As programmers, we are constantly standing on the shoulders of others. Whether you’re writing client-side web stuff or a kernel-mode driver, you have to build a reasonable mental model of the layer below you and proceed based on that model. If that mental model is too vague, you won’t get anywhere, and if you try to understand every minor detail of every layer that’s below you, you will never get started on solving your actual problem. Striking a balance here is key, but sometimes it’s hard to know what’s important and what’s not.

As it turns out, when tuning for performance, a lot of ‘unimportant’ things really do matter. Sure, your language/platform/framework might hide some complexity in an effort to make it easier to get things done, but ultimately, there is one overarching rule when it comes to performance: nothing is free.

Consider a very simple example. You have some data at memory location x. There is only one memory location x in your process’s address space. You know that. That’s how the system works, and it wouldn’t make sense otherwise.

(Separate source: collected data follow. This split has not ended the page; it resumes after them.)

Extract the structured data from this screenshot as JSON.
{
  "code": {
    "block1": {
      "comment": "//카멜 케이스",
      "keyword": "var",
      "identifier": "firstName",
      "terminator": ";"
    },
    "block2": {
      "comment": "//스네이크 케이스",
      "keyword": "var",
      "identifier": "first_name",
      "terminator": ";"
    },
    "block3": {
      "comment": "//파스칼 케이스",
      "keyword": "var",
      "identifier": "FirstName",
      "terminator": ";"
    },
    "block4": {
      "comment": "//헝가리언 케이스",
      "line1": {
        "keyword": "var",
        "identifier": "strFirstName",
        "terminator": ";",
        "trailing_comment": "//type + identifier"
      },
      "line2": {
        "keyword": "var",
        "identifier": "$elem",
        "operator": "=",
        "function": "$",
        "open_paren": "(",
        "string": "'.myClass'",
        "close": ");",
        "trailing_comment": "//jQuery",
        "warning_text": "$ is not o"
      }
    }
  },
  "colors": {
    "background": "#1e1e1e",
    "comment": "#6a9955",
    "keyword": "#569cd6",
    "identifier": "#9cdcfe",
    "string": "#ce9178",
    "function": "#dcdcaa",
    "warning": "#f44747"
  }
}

Well, several levels down the stack, you have the hardware that this thing is running on. Here, there may be multiple caches all containing either what is the value at x or was the value at x at some recent point in the past. There’s some magic gnome running around at this level managing these copies for you so that every thread in your program (if it’s written properly) is reading/writing the correct value at each point in time. This is called cache coherency, and it’s happening automatically. You never really have to worry about it being inconsistent, but it’s not free. Nothing is free.

For a nightmare scenario demonstrating how not free it can be, consider the situation in which you have two threads running on different cores that are not even accessing the same data. Thread 1 is using data at memory location m and Thread 2 is using data at another location m+n. Those are two distinct locations, and from each thread’s perspective, nobody else is going to be writing to the location that it cares about. Surely, nothing can go wrong at this point.

Well, as it turns out™, if n is not big enough, you’re going to have a bad time because m and m+n, which may be holding completely unrelated values from a program logic standpoint, will end up on the same cache line. As each thread writes to its own variable, that write invalidates the cache line in the other core that happens to contain its variable, and vice versa, and you’re now spending precious time updating cache lines to reflect changes in values you don’t care about. You didn’t think you needed to worry about this, but nothing is free.

Now, I’m not suggesting that you start stressing out over all the things that could potentially be going wrong in every layer of your program down to the metal. If you’re lucky, you may never even hit a performance problem that’s caused by a really low-level detail like this. For most classes of software, it’s probably not going to be noticeable even if it does occur; there are usually other bottlenecks that are more significant. But apart from just being aware of this class of problem, it’s also useful to remind yourself the next time you want to add yet another framework or library to your stack that you probably don’t need and definitely don’t fully understand: nothing is free.